Dancing at a Wedding




I myself started out as an abstract painter in the late 1960's. This was a good thing as I couldn't yet draw very well but still wanted to at least get started learning the language of painting. My first year painting I probably pumped out some 80 colorful abstract canvases. I learned a lot in the process. To this day some of the color combinations I most enjoy came from what I discovered that first year.

After a while I wanted to add something more to the mix. It seemed reality outside my studio beckoned to me and I started a serious, years-long program of teaching myself to draw the human figure. It was hard work but terribly exciting to me. The very tall stack of drawings of the nude I produced made it possible for me to be the painter I am today. But also valuable I know were the early abstract experiments I did. They weren't great paintings, but they let an inexperienced teenager feel he was embarking on a great journey.

One of the painters I've always admired worked not far from the little town of Oberlin in northeast Ohio where I first started painting. He was Charles Burchfield (American 1893 - 1967). He had graduated from the Cleveland Institute of Art (which I also attended briefly) majoring in textile design. Shortly after graduation though he drifted back to painting, creating in watercolor a remarkable body of work. One can see in his watercolors an ability to set up a rhythm that moves across the whole surface of the painting, pulling many individual forms together into a disciplined group.
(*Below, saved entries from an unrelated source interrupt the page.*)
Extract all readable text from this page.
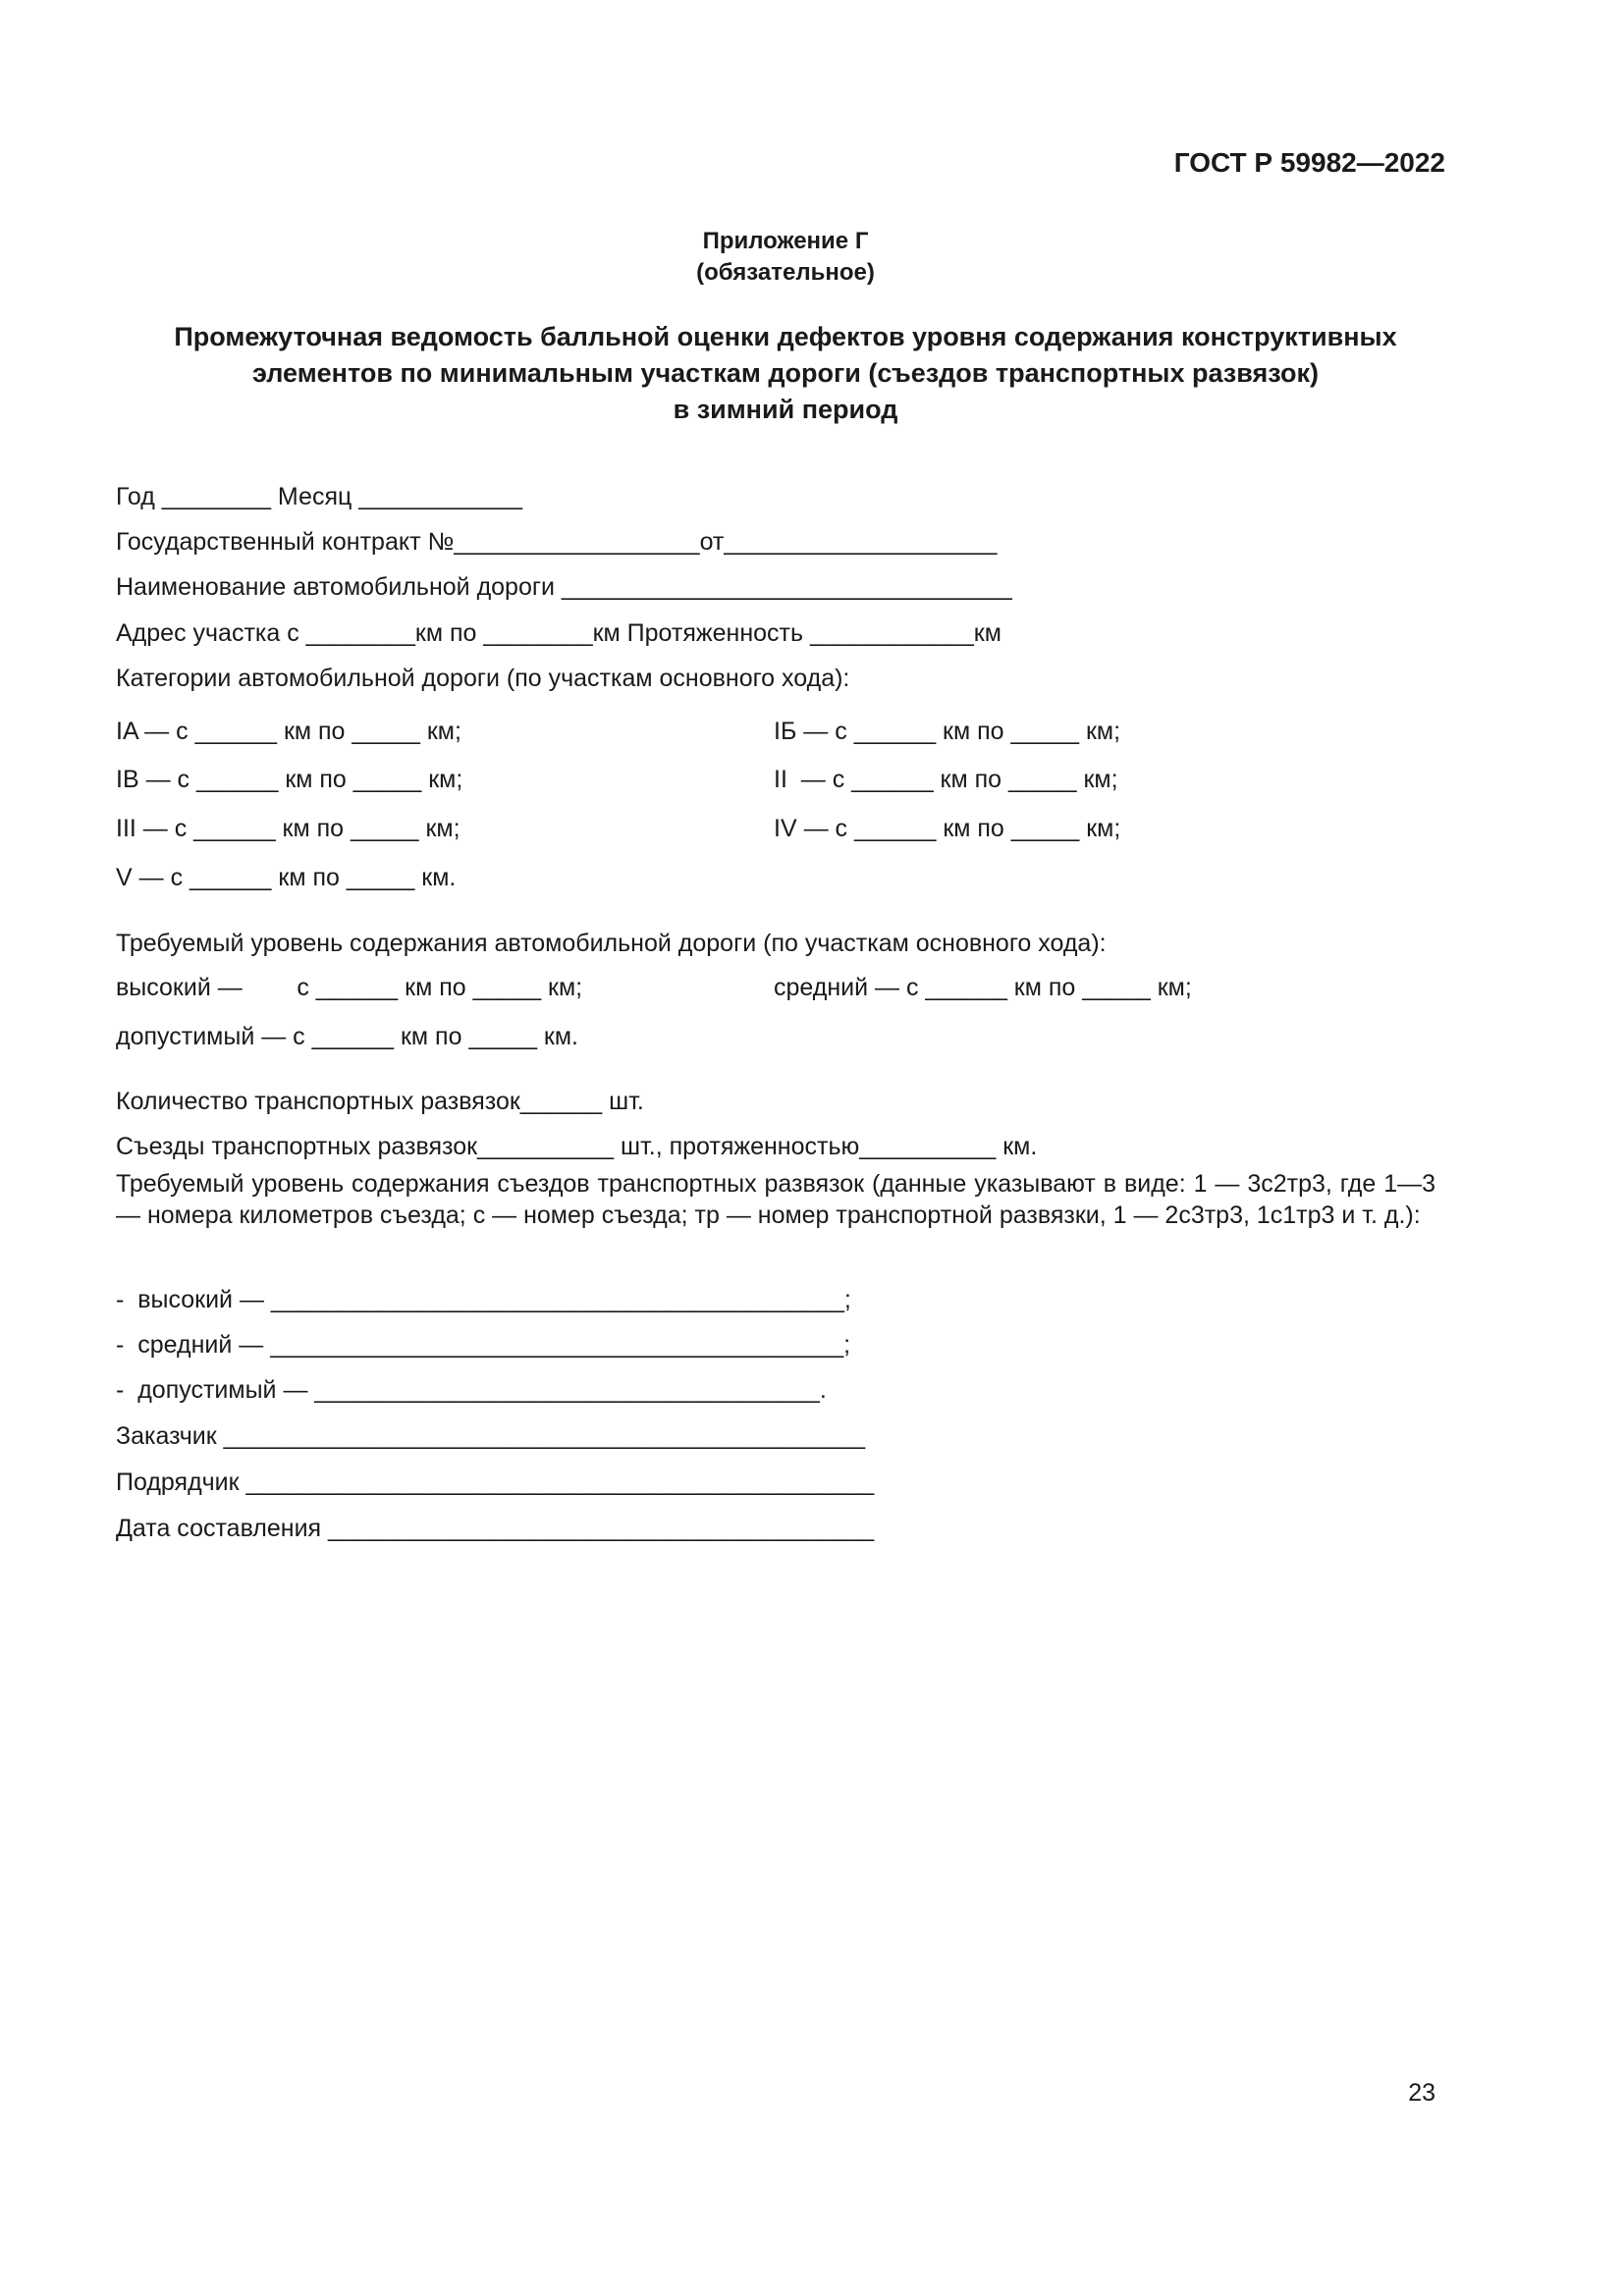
ГОСТ Р 59982—2022
Приложение Г
(обязательное)
Промежуточная ведомость балльной оценки дефектов уровня содержания конструктивных
элементов по минимальным участкам дороги (съездов транспортных развязок)
в зимний период
Год ________ Месяц ____________
Государственный контракт №__________________от____________________
Наименование автомобильной дороги _________________________________
Адрес участка с ________км по ________км Протяженность ____________км
Категории автомобильной дороги (по участкам основного хода):
IA — с ______ км по _____ км;	IБ — с ______ км по _____ км;
IB — с ______ км по _____ км;	II  — с ______ км по _____ км;
III — с ______ км по _____ км;	IV — с ______ км по _____ км;
V — с ______ км по _____ км.
Требуемый уровень содержания автомобильной дороги (по участкам основного хода):
высокий —        с ______ км по _____ км;	средний — с ______ км по _____ км;
допустимый — с ______ км по _____ км.
Количество транспортных развязок______ шт.
Съезды транспортных развязок__________ шт., протяженностью__________ км.
Требуемый уровень содержания съездов транспортных развязок (данные указывают в виде: 1 — 3с2тр3, где 1—3 — номера километров съезда; с — номер съезда; тр — номер транспортной развязки, 1 — 2с3тр3, 1с1тр3 и т. д.):
-  высокий — __________________________________________;
-  средний — __________________________________________;
-  допустимый — _____________________________________.
Заказчик _______________________________________________
Подрядчик ______________________________________________
Дата составления ________________________________________
23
Last weekend my wife and I attended the wedding of her young co-worker Laura. I didn't know most of the guests and clung to the comfort of the few I did know. Then the music started to get good and a few people got up to dance. Fortified by wine, my wife and I got up there too with an assortment of 20 other strangers ranging from two 2 year old twins to people in their 70's. You can lose your self consciousness and just fall into the waves of music at a time like that. Looking at the faces of the other dancers I saw genuine smiles of people honestly enjoying themselves. Everyone had their own style of moving, some more elegant than others, but we were all more or less doing it in time to the same beat. The music is an abstract force invented by an artist that washes over the crowd. It took individuals who were strangers and gave them a rhythm to be together on the same page just for a few minutes. It made a lot of people happy.


Burchfield, Night of the Equinox, watercolor

Burchfield is one of the painters whose work is most often related to sound and to music. You can see why. If the task of painters is to show people how seemingly unrelated objects can be made to talk to each other, Burchfield is a go-to guy. What I like about his work is he doesn't sand down all the eccentricities of his objects, but unites them by turning the volume up on his rhythmic "music." Painting after all is in large part just a dance done by an artist's hand. The actual painting is the pattern of colored footprints left behind when they're done.




Burchfield, Late Afternoon, watercolor

I don't paint very much like Burchfield myself. He's so distinctively himself that's probably a good thing. But he was an artist who taught by example that abstraction isn't some rarified conceptual creation but rather something embedded right in the heart of the world. To me he blows the pants off some of the other modernist American painters who seem to get more attention. Maybe its because he looks like he was having too good a time.